Beginning in approximately January 2013, Patel sold large quantities of tobacco products to a Norwood wholesaler, often worth more than $100,000 at a time. The Norwood wholesaler typically paid Patel for tobacco products in cash. To evade financial reporting requirements that would have notified the IRS of the size, nature and income of the Norwood wholesaler’s business, Patel falsely divided among multiple invoices the bulk cash payments he received. Patel created and instructed his employees to record the large cash payments he received as if there had been numerous sales over numerous days among numerous companies, each less than $10,000, rather than the single sale for which he had received one or two sizeable cash payments, often amounting to more than $100,000 at a time.
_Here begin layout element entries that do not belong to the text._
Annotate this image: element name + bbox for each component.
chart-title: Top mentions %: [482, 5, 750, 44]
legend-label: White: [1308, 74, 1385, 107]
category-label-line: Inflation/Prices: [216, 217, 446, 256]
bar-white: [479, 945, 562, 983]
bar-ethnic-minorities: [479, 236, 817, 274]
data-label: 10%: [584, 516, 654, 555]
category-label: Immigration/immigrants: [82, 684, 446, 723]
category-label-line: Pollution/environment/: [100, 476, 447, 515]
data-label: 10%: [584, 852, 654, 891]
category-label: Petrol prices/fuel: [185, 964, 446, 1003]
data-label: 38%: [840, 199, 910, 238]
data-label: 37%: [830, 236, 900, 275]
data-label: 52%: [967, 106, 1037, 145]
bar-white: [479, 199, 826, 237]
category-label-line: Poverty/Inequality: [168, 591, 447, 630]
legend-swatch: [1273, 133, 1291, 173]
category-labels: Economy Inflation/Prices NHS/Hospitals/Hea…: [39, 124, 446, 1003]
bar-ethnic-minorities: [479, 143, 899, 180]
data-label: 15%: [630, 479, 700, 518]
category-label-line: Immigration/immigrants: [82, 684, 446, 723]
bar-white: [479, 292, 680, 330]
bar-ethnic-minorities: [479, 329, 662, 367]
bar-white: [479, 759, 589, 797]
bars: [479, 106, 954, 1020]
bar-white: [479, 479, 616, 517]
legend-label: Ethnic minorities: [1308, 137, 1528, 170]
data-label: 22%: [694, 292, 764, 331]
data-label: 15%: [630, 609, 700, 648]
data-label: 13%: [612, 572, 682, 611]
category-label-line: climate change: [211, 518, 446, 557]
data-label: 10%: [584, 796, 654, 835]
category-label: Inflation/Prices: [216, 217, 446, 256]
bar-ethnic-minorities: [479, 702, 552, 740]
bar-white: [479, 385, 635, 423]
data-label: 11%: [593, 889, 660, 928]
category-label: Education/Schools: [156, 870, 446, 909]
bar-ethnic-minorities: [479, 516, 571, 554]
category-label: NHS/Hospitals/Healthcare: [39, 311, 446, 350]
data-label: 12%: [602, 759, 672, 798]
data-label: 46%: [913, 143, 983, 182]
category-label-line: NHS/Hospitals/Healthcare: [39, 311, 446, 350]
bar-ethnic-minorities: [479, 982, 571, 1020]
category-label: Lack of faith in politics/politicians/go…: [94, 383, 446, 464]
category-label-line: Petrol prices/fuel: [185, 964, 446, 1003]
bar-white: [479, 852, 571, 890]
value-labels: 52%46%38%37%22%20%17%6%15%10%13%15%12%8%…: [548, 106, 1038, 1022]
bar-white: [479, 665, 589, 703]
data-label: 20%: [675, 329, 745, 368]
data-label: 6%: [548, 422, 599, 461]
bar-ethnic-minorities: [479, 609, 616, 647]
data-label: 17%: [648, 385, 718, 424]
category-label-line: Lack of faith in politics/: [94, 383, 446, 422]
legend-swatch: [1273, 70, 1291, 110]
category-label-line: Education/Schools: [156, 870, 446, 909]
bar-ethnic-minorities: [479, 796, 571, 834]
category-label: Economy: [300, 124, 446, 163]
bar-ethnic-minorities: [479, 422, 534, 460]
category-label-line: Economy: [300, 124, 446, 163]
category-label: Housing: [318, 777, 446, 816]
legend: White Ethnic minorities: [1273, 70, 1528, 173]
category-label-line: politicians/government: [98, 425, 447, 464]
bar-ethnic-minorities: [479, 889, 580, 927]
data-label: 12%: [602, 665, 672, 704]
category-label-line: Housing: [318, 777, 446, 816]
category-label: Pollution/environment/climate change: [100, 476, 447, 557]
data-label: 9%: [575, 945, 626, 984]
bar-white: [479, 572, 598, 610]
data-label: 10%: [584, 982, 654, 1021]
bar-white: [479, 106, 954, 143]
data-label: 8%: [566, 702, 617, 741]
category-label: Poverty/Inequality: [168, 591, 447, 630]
The charge of structuring cash transactions to evade financial reporting requirements provides for a sentence of no greater than 10 years in prison, three years of supervised release, a fine of up to $500,000 and forfeiture. The charge of aiding and abetting violation of the PACT Act provides for a sentence of no greater than three years in prison, up to one year of supervised release, and a fine of $250,000. Sentences are imposed by a federal district court judge based upon the U.S. Sentencing Guidelines and other statutory factors.

Acting United States Attorney William D. Weinreb and Joel P. Garland, Special Agent in Charge of the Internal Revenue Service’s Criminal Investigations in Boston, made the announcement today. The Massachusetts Department of Revenue also provided valuable assistance. Assistant U.S. Attorney Stephen Heymann of Weinreb’s Economic Crimes Unit is prosecuting the case.